I really have no definitive proof that these things make our school "better", but it has a lovely grounds and more money for books and supplies.

UnquietDad · 27/09/2007 15:19

Well, leaving aside the question of whether I said they actually were... and what you mean by "better"...

People perceive them as better. They are popular, and so create an impression of popularity. Therefore parents who have an active interest in making sure their children go to a "good" school will try to get their children into them.

The same is entirely true of the non-faith schools at the top end of the league tables. Like attracts like.

If a faith school lost its faith element and faith requirement for entry, but kept everything else - the uniform, the management, the staff, the building, the resources, the ethos, the catchment - would it go downhill overnight? Doubt it.

sugarmatches · 27/09/2007 15:31

I agree 100% UQD.
The only reason we applied to our school in the first place is that it is so close to our home.

I knew nothing about the English school system when I chose it, i was just being lazy

UnquietDad · 27/09/2007 15:33

Yes, it's difficult to say - without a control case for comparison - whether it's the level of active parental involvement which makes a school "better".

My feeling is that it is - given that this is the one element common to "good" faith schools and "good" non-faith schools.

Caroline1852 · 27/09/2007 15:34

[slaps forehead because caroline just doesn't get it] - charming.

I do get it. Some people have managed to get faith schooling that they feel will suit their children (their reasons are none of our business). Rabid atheists resent this, not because they want it but couldn't have it and not because they haven't got what they want but because they want people who attend faith schools not to have the chance to do so (even though the people whose children attend faith schools are probably quite happy). The atheists don't like it! I can't think of a better decription of intolerance. It reminds me of banning fox-hunting.

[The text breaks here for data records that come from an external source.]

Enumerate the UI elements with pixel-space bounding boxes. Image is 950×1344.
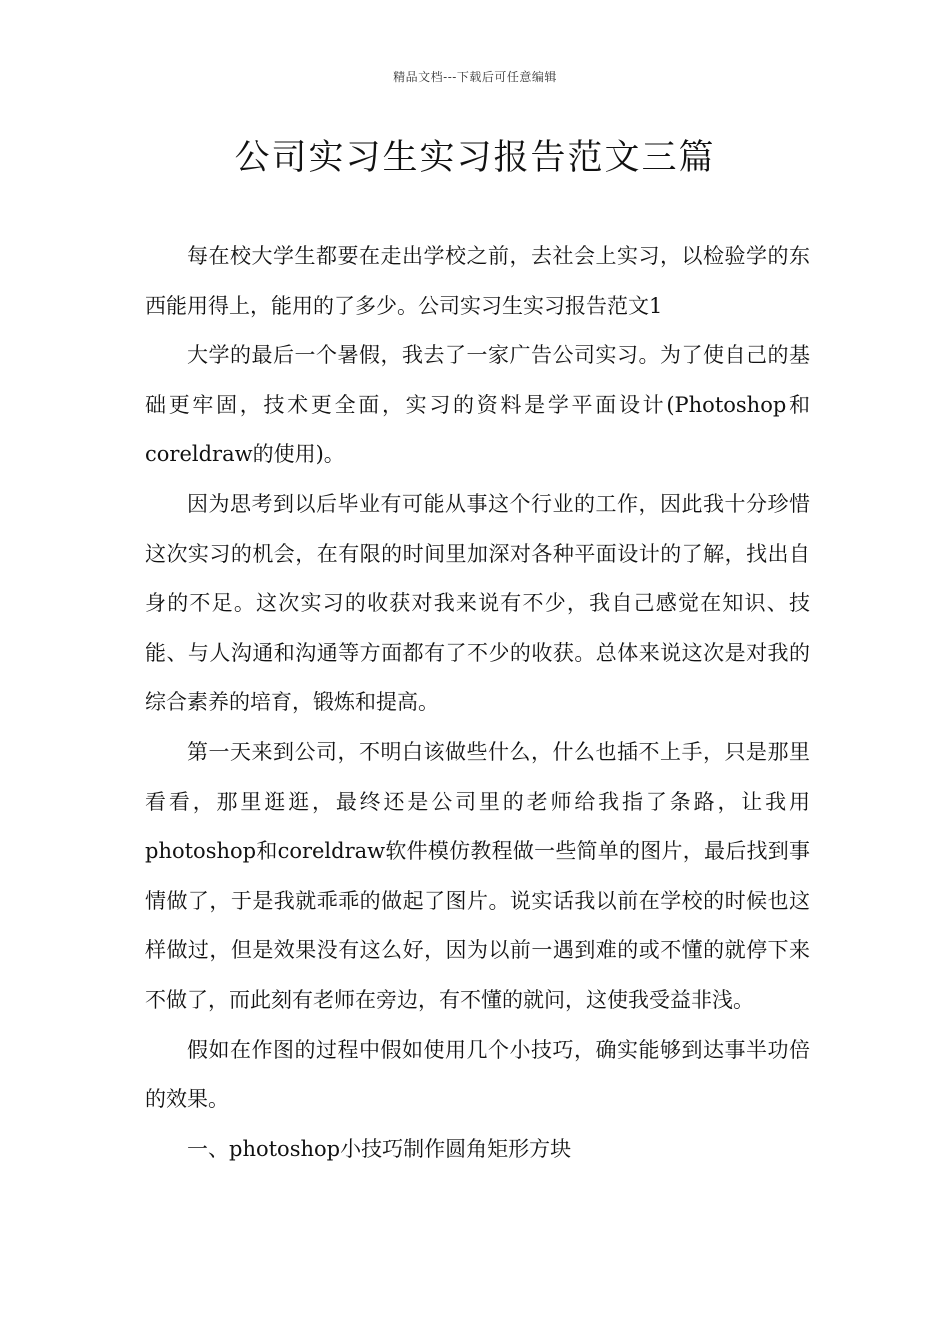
paragraph-summer-internship: 大学的最后一个暑假，我去了一家广告公司实习。为了使自己的基础更牢固，技术更全面，实习的资料是学平面设计(Photoshop和coreldraw的使用)。: [145, 343, 810, 467]
header-note: 精品文档---下载后可任意编辑: [393, 70, 557, 84]
document-body: [145, 232, 810, 1174]
paragraph-intro: 每在校大学生都要在走出学校之前，去社会上实习，以检验学的东西能用得上，能用的了多少。公司实习生实习报告范文1: [145, 244, 810, 318]
document-title: 公司实习生实习报告范文三篇: [234, 138, 716, 178]
paragraph-section-heading: 一、photoshop小技巧制作圆角矩形方块: [187, 1136, 572, 1161]
paragraph-first-day: 第一天来到公司，不明白该做些什么，什么也插不上手，只是那里看看，那里逛逛，最终还是公司里的老师给我指了条路，让我用photoshop和coreldraw软件模仿教程做一些简单的图片，最后找到事情做了，于是我就乖乖的做起了图片。说实话我以前在学校的时候也这样做过，但是效果没有这么好，因为以前一遇到难的或不懂的就停下来不做了，而此刻有老师在旁边，有不懂的就问，这使我受益非浅。: [145, 739, 810, 1012]
paragraph-tips: 假如在作图的过程中假如使用几个小技巧，确实能够到达事半功倍的效果。: [145, 1037, 810, 1112]
paragraph-opportunity: 因为思考到以后毕业有可能从事这个行业的工作，因此我十分珍惜这次实习的机会，在有限的时间里加深对各种平面设计的了解，找出自身的不足。这次实习的收获对我来说有不少，我自己感觉在知识、技能、与人沟通和沟通等方面都有了不少的收获。总体来说这次是对我的综合素养的培育，锻炼和提高。: [145, 491, 810, 715]
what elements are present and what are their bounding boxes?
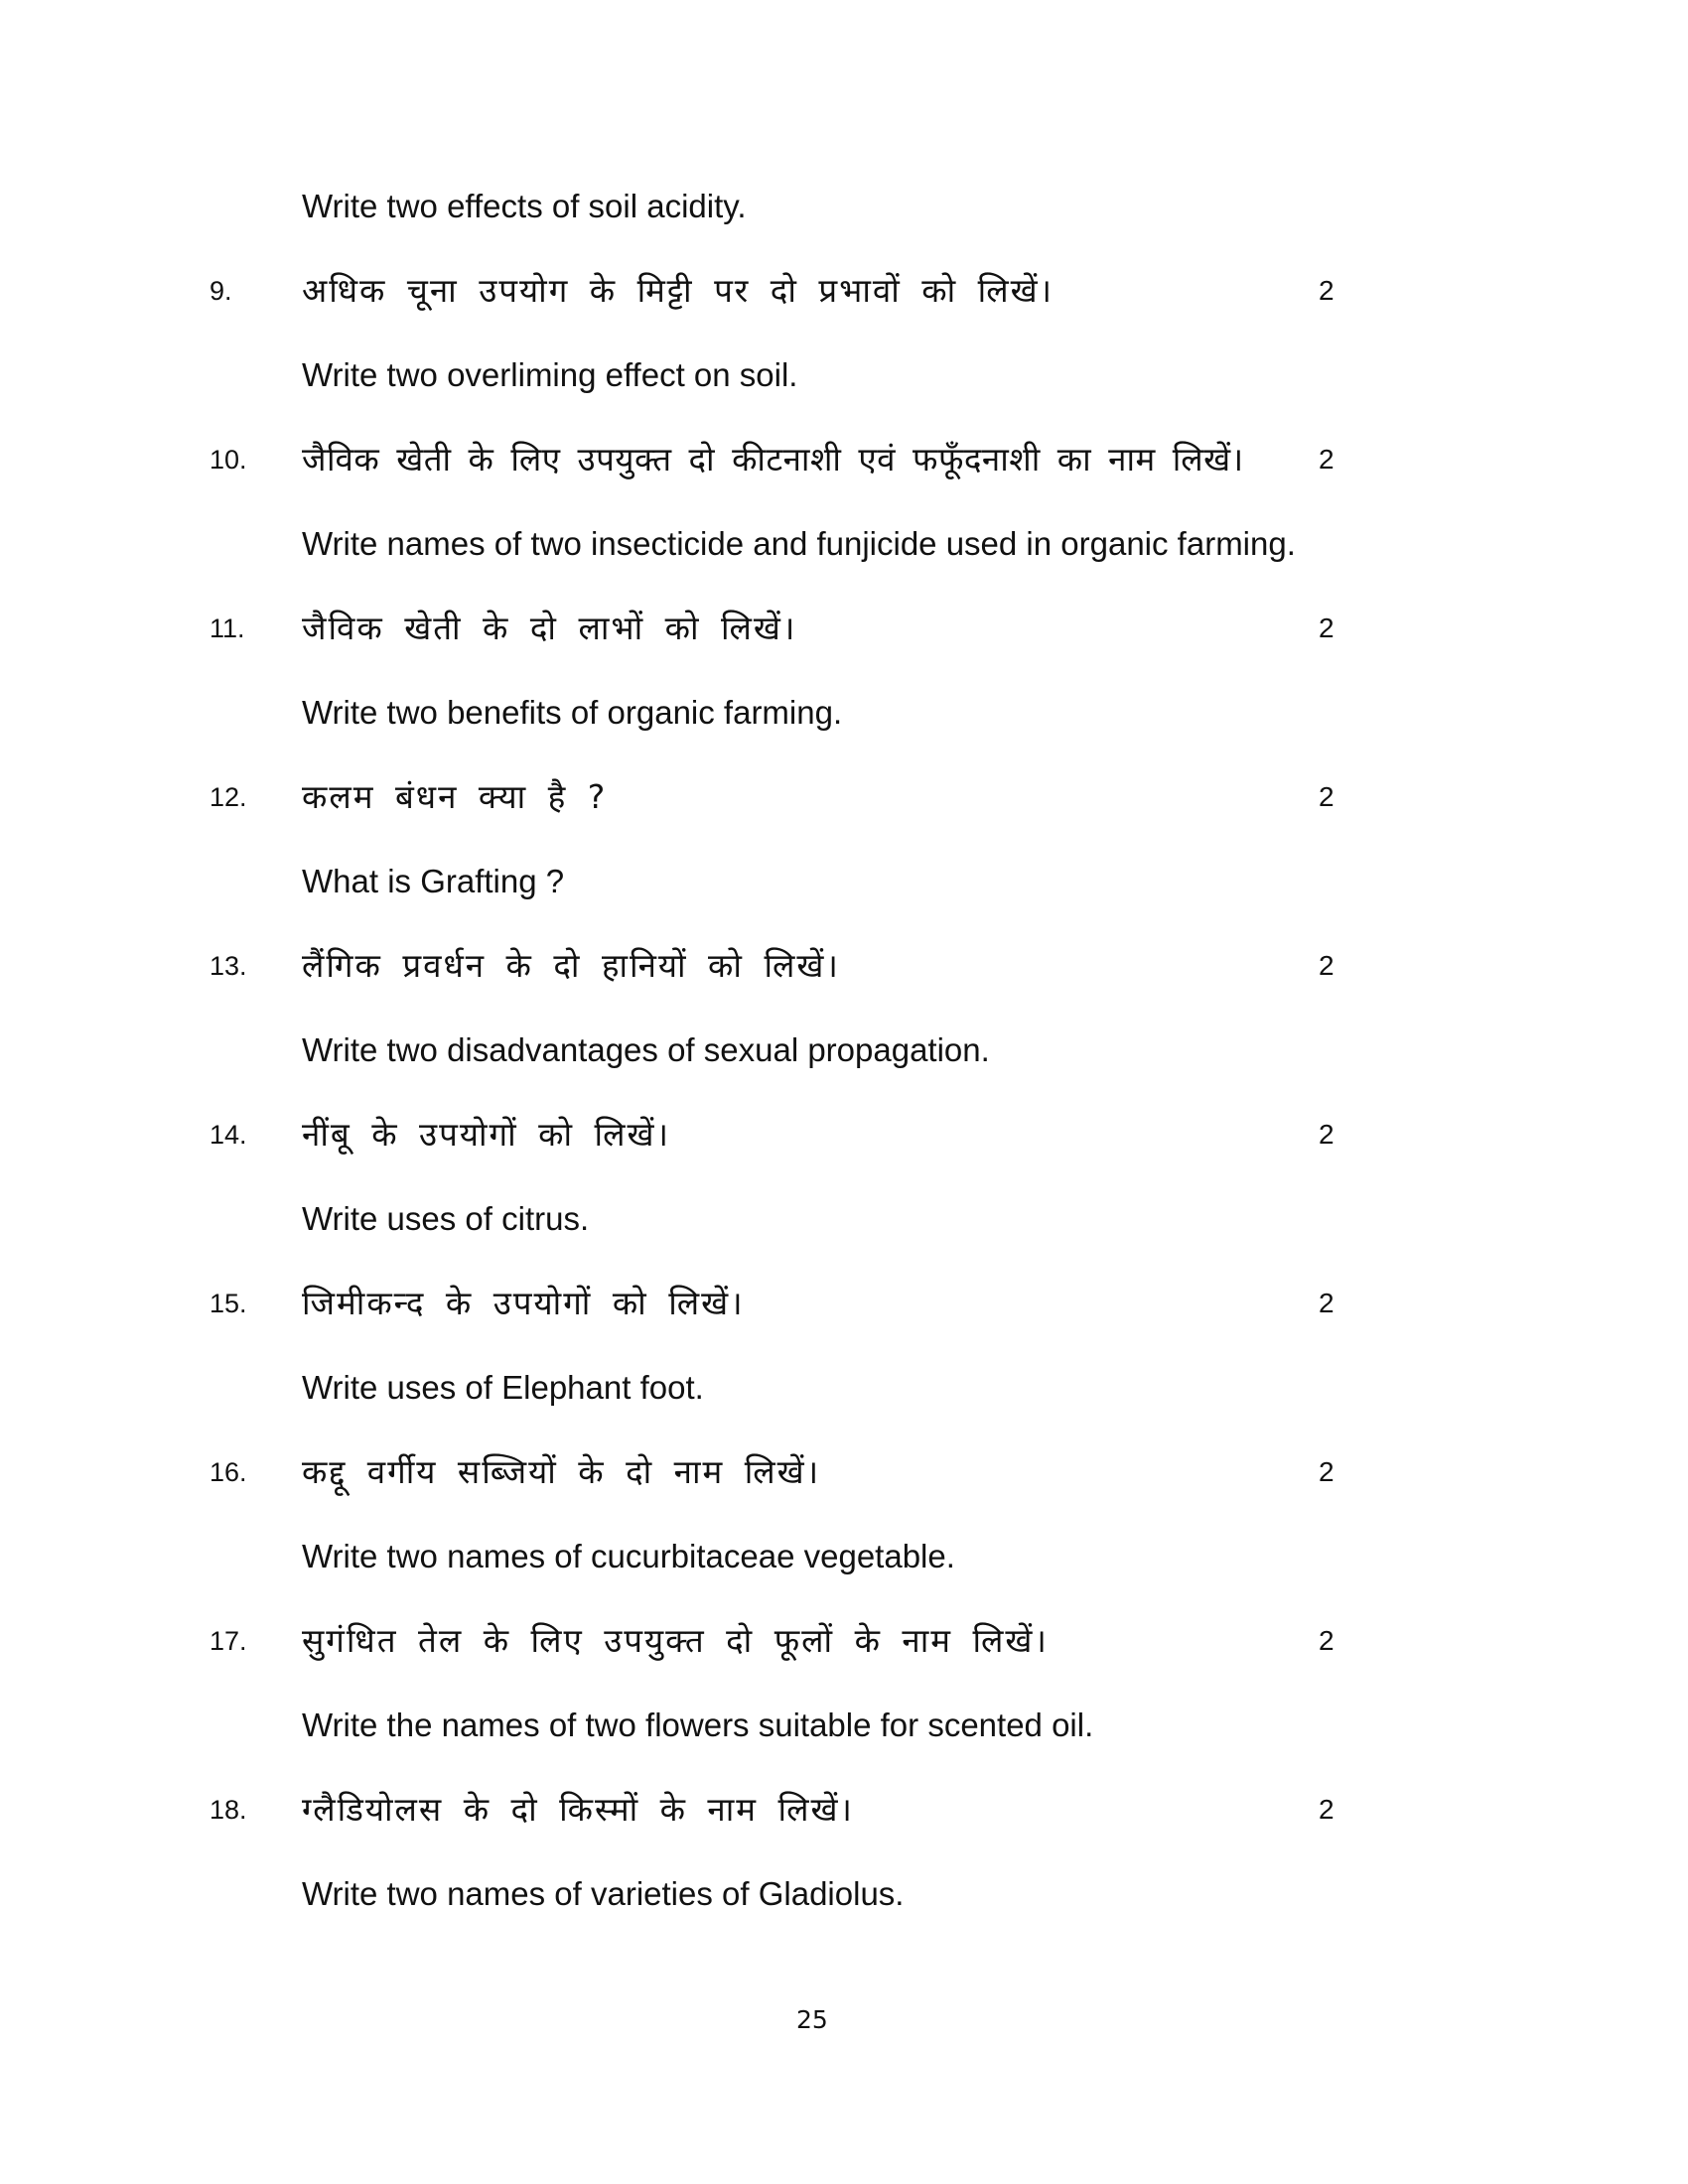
question-hindi: सुगंधित तेल के लिए उपयुक्त दो फूलों के नाम लिखें। bbox=[302, 1621, 1049, 1660]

sugarmatches · 27/09/2007 15:39

at fox hunting.

sugarmatches · 27/09/2007 15:40

That shizzle (my new word of the week, courtesy of my niece) is just mean.

UnquietDad · 27/09/2007 15:40

Leaving aside the huge generalisation about "rabid atheists" there...

It is absolutely not about wanting people to stop having what they have got. It is about wanting all children to have equal access to the same state education which all of their parents - atheists, Christians, Wiccans, Muslims, Seventh Day Adventists and believers in the Great Green Arklesizure, the Invisible Pink Unicorn and the Giant Spaghetti Monster - contribute to financially.

People who believe in a god - or convincingly claim to - have a choice which rationalist people don't. This is unjust.

Why is this simple idea being portrayed as so complex and hard to understand???